Mines strikes could spread
WORLD number two platinum producer Impala Platinum has warned that strikes at South Africa's platinum mines, resulting in the death of workers at Implats and its rival Lonmin could become more widespread.
A violent six-week strike at Implats' Rustenburg operations early this year sliced 21% off its full-year production and, combined with declining metals prices, led to a sharp cut in its dividend, to R1.95 a share from R5.70 last year.
"The platinum industry is experiencing increased levels of industrial action, as witnessed at both Impala Rustenburg at the beginning of this year and more recently at Lonmin, with the associated tragic loss of life. These developments pose a significant risk to the industry," said Implats' newly installed chief executive Terence Goodlace.
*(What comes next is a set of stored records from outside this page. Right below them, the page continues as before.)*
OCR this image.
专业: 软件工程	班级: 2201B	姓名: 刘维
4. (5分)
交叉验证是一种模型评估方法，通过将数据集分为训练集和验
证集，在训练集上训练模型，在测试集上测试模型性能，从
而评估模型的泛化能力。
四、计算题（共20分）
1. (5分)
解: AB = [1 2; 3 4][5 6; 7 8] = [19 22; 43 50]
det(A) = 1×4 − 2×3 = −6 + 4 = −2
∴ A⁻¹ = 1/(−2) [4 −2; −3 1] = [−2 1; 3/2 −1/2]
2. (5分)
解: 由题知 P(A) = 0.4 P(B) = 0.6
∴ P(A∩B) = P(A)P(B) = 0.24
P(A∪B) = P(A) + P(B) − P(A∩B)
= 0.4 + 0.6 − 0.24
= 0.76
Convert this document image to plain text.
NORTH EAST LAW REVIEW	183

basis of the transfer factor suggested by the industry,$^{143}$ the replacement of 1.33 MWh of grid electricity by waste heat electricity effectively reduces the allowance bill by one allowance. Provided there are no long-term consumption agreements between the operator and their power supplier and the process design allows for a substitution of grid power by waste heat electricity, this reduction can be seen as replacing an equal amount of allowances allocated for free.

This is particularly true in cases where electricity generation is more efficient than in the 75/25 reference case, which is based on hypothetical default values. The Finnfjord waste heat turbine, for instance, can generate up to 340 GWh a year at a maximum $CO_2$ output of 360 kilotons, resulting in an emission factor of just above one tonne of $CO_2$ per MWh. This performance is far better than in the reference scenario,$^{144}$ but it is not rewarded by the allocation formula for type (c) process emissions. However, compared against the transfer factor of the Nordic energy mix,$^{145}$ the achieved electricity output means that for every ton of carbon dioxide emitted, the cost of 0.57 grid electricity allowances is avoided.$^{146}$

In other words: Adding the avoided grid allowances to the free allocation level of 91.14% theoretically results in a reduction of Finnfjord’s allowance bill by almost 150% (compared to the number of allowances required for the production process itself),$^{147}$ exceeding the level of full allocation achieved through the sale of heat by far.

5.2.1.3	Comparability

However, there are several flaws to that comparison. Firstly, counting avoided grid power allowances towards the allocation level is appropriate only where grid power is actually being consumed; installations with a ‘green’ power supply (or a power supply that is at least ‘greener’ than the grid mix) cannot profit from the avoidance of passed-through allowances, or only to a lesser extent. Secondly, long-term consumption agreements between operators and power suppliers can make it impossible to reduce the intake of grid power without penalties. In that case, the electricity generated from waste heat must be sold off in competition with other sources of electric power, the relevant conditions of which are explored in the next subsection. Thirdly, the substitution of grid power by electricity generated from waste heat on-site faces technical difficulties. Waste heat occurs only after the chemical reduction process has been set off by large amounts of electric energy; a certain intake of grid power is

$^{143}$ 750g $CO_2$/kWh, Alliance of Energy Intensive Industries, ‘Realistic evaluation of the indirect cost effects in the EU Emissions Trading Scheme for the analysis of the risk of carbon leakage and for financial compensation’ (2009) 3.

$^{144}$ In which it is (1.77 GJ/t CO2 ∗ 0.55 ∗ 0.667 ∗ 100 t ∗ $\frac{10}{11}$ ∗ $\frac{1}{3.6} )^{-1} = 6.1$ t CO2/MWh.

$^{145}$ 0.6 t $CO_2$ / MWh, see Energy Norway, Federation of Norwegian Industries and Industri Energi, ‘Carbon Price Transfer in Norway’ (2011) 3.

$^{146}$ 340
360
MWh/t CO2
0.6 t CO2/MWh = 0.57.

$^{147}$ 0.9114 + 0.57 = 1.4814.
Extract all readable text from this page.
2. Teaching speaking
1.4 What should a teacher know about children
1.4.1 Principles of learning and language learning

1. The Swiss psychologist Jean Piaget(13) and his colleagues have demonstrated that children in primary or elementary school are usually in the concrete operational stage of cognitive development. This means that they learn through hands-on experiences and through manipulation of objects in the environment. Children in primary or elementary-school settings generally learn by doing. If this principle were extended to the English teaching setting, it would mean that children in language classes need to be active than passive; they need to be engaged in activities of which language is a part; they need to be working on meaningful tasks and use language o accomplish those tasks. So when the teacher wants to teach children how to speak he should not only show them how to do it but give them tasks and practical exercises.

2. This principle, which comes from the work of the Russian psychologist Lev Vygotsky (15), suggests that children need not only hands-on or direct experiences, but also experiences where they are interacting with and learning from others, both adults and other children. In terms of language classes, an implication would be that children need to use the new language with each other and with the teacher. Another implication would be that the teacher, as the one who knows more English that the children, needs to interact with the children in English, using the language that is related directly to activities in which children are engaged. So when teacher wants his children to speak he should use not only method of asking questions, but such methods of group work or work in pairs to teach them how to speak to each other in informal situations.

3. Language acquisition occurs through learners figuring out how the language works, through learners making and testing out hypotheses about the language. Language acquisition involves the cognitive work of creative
Describing the labour relations at Implats' operations as "relatively stable", Goodlace said the trade union rivalry that sparked the strike at both its operations and Lonmin's was still "fairly volatile".
The platinum price has also jumped to a three-month high on the threat that South Africa, as supplier of 80% of the world's platinum, could be disrupted indefinitely.
Meanwhile South Africa's Impala Platinum said yesterday it had joined the country's chamber of mines as a full member, a move that could see it eventually bargain collectively with other companies and stem a wave of labour unrest.